Apologies to Lt. Bascom?

Sorting through old notes, I find this link for a book recommended by a source I can’t recall. I haven’t read the book, but according to the review it offers a compelling case for exonerating Lt. George Bascom of long-standing charges of brash arrogance, youthful stupidity and conduct unbecoming an officer of the United States Army.

Bascom’s violent collision with Cochise and his Chiricahua followers at Apache Pass in February 1861 is frequently cited as the proximate cause of the Apache Wars. Dozens of chroniclers have described those dramatic events with differing details, but all agree that Bascom first invited Cochise into his tent and then attempted to seize the chief and a half dozen of his followers with the intention of exchanging them for a young boy taken by Apache raiders a short time before. Although the soldiers succeeded in corralling three warriors and the chief’s own wife and young son, Cochise himself escaped the trap.

Matching treachery with treachery, Cochise then attempted to snare Bascom himself under the ruse of a second parley. The Apaches failed to net the young lieutenant but did succeed in capturing several other white men, who they offered to trade for their own people. Bascom stubbornly refused to negotiate for anything but the young boy he had been sent to recover. Unfortunately, that boy was a captive not of the Chiricahua but of the Coyoteros and was not even on the scene.

The stalemate ended when more soldiers arrived to relieve Bascom’s besieged detachment and the Apaches withdrew after murdering their own captives. In the final act of the tragedy the soldiers hanged six of the Apaches they held as they marched back to Fort Buchanan, carrying with them Cochise’s wife and son. Those soon escaped or were released, but the damage was done. As the Mexicans had learned long before, the Apache were not a forgiving people and would extract payment with interest for any insult or wrong inflicted on them.

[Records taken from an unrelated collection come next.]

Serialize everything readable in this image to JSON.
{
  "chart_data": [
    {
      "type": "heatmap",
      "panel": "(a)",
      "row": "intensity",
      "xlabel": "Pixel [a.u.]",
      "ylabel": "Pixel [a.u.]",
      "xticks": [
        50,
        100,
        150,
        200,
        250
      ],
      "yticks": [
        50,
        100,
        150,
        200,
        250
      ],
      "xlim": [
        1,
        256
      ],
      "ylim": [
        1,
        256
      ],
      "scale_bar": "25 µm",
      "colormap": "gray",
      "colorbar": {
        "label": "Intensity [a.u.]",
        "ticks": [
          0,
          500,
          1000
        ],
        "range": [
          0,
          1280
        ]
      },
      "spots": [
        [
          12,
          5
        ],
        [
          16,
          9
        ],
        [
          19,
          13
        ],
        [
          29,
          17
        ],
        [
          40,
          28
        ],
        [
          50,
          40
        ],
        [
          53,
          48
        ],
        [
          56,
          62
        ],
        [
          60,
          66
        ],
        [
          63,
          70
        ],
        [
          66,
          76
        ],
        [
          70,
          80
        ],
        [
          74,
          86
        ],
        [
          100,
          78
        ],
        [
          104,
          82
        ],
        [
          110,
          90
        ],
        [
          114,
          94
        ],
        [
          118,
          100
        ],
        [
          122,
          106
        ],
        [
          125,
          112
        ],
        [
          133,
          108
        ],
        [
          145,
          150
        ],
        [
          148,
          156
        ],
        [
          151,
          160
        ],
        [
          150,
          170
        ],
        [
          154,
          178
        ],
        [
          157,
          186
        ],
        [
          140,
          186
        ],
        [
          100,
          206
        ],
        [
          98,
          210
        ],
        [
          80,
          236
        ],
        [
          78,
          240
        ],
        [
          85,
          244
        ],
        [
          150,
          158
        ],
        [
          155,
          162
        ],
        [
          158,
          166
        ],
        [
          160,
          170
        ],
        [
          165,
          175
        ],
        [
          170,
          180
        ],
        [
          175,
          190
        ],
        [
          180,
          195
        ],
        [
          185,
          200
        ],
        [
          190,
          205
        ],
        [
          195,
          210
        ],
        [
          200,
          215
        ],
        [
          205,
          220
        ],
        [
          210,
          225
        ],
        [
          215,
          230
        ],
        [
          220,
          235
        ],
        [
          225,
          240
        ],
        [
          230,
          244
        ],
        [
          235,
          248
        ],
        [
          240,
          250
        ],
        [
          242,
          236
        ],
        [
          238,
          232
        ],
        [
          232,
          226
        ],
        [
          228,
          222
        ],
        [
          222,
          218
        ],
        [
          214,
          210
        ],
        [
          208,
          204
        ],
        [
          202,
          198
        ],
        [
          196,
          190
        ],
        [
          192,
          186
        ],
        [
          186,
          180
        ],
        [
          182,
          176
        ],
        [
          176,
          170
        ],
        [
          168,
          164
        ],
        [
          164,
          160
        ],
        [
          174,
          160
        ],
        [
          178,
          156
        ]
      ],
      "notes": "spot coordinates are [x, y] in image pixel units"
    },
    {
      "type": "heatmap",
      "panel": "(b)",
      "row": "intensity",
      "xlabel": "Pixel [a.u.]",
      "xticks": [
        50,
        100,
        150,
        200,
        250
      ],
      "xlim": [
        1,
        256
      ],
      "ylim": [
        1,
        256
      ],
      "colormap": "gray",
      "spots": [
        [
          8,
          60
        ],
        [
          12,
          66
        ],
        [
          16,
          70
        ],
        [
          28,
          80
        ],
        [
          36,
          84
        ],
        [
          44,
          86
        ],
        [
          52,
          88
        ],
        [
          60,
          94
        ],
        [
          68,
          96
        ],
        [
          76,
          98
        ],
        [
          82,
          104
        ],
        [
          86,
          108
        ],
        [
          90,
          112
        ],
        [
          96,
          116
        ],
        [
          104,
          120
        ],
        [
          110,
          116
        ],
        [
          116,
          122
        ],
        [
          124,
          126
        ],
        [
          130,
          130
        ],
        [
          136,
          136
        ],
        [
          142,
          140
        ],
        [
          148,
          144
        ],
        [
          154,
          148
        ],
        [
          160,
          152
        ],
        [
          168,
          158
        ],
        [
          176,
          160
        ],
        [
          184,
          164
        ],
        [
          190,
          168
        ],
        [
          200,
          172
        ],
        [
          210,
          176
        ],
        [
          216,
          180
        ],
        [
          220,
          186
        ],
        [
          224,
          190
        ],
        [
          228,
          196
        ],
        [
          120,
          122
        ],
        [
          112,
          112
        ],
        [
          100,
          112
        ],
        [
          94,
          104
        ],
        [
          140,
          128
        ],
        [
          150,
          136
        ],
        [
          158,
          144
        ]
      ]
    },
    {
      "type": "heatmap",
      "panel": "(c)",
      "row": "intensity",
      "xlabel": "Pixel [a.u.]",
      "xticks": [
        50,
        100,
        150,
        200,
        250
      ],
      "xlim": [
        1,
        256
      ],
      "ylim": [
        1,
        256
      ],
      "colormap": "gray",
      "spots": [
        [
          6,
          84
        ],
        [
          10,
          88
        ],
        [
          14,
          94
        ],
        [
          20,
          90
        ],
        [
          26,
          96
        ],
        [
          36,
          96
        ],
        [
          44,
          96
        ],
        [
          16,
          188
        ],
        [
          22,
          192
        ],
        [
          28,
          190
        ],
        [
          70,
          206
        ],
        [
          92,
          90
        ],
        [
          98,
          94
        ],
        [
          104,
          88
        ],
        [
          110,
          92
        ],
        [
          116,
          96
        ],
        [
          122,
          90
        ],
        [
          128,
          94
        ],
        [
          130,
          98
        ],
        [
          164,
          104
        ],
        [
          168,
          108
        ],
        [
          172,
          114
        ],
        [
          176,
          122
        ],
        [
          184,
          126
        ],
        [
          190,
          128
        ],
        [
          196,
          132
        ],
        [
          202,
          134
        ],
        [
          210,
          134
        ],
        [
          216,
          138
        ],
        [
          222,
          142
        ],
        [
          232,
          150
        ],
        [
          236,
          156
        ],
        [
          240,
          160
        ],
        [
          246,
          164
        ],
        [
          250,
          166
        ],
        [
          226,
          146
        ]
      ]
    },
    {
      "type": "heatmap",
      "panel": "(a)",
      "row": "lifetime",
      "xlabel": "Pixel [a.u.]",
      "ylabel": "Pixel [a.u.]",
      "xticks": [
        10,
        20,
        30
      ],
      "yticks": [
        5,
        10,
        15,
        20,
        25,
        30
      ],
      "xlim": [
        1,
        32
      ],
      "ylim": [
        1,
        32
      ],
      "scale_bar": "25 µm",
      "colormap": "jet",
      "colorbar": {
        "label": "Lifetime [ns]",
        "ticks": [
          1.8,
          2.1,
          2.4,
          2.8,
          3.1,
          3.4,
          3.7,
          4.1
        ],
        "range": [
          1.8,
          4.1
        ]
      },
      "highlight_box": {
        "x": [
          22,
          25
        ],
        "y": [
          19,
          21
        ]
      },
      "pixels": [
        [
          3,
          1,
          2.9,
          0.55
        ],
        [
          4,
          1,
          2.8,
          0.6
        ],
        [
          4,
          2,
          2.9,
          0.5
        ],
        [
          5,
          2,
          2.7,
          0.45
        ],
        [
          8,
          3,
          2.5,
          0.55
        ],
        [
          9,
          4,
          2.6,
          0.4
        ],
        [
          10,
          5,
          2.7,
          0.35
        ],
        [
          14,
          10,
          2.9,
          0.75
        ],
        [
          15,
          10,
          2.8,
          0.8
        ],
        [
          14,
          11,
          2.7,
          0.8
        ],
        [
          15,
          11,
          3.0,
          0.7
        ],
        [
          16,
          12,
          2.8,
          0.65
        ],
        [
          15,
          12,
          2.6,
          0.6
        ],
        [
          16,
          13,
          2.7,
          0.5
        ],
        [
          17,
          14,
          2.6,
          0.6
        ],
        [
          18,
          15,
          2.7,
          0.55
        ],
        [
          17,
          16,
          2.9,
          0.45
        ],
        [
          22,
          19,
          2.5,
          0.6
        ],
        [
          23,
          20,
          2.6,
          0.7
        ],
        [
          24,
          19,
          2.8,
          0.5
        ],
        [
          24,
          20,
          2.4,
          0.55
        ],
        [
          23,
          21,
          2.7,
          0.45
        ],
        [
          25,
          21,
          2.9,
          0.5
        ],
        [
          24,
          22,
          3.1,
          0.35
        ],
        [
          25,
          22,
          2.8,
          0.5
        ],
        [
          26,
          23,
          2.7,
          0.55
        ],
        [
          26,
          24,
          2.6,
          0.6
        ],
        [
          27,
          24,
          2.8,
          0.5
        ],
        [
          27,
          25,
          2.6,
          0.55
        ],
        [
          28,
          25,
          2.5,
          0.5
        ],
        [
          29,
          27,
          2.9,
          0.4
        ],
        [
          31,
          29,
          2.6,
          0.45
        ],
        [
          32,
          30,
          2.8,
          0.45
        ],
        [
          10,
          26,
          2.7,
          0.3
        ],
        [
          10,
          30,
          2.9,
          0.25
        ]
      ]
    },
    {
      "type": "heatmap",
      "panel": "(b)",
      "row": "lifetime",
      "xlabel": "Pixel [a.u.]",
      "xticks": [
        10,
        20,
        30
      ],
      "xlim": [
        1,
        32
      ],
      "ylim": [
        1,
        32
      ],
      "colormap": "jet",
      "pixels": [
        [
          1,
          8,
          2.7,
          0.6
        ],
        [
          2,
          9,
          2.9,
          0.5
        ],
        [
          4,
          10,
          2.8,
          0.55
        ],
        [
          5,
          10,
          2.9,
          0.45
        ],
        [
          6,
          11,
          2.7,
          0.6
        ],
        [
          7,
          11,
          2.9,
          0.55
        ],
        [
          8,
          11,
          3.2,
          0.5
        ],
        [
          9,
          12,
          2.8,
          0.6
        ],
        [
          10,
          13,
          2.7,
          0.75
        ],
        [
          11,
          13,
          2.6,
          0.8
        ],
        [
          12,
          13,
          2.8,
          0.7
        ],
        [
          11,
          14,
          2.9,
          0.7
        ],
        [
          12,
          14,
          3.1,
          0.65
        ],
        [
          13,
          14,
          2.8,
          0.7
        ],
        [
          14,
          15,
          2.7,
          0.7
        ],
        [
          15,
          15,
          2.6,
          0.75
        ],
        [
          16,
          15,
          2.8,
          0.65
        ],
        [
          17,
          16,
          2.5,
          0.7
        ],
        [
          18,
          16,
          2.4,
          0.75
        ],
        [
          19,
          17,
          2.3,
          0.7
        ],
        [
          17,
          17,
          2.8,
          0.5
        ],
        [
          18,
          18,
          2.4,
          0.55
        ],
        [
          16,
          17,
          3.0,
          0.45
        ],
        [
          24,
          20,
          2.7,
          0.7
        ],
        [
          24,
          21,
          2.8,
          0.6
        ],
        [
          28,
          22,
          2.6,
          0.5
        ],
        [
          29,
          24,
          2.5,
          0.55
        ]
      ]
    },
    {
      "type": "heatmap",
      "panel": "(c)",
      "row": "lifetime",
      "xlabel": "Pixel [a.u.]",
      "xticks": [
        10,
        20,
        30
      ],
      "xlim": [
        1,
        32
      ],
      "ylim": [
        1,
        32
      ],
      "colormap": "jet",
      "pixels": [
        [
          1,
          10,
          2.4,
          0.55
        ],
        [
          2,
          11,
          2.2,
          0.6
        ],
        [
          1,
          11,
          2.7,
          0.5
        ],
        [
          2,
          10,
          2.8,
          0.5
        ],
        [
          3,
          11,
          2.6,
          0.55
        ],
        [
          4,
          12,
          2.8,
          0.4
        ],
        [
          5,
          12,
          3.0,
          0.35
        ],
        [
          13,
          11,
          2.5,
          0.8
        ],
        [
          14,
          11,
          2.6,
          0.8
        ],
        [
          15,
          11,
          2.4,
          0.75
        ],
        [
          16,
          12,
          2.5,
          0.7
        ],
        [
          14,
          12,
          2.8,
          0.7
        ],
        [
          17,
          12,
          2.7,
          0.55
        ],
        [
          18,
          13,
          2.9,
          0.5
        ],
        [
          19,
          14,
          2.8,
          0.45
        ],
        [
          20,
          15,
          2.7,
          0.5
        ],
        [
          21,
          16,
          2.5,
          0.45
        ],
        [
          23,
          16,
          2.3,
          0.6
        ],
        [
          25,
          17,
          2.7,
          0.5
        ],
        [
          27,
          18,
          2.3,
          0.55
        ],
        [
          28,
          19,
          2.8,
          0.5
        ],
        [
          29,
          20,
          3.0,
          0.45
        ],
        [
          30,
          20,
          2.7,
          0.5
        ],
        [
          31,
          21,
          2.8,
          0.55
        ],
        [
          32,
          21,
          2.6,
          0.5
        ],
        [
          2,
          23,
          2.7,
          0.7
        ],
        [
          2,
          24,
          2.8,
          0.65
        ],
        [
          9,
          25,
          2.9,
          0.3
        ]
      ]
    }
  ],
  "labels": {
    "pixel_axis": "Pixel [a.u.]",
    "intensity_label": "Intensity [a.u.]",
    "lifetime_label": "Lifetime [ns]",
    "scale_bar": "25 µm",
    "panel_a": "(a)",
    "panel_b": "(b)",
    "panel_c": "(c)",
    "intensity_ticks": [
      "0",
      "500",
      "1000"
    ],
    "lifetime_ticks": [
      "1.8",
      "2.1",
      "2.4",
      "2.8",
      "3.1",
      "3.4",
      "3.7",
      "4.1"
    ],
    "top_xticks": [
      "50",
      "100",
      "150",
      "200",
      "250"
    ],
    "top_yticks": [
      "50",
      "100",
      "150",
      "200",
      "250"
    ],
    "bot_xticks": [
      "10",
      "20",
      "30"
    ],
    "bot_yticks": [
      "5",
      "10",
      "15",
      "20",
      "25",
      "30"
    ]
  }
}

Hutton, who structured his 400+ page Apache Wars around the life and times of the kidnapped boy who was the central figure in the Apache Pass drama, places the primary blame for the tragedy on Lt. Isaiah Moore, who outranked Bascom after he arrived at the besieged stage station with his Dragoons, and on Asst. Surgeon Bernard Irwin, who commanded the rescue force sent from Fort Buchanan and who had captured three of the hostages facing the rope.

Hutton credits Bascom with protesting their determination to summarily execute the hostages and sketches a macabre scene in which the officers played a game of cards to settle the issue while the doomed men watched. Moore won the hand and the six died where Cochise and his men had earlier murdered their own captives.

Rather than being censured for this sordid episode, Bascom was universally praised at the time and shortly won promotion to captain. A year later he died fighting Confederate invaders in New Mexico and was memorialized in the naming of a temporary fort erected in the northeastern part of the territory.

Unless the new book presents previously unreported evidence, I don’t see how it could clear the young lieutenant’s name for today’s readers. Although the fact that Moore was senior officer on the scene might somewhat mitigate Bascom’s responsibility for the hangings, Bascom was certainly solely responsible for the first act of treachery that initiated the whole cycle of violence.

An 1858 graduate of West Point, Bascom was probably a Plebe when R.E.Lee was still superintendent of the school. It’s too bad the young man didn’t absorb Lee’s own principles and standards of conduct for an officer and gentleman even when facing a savage foe.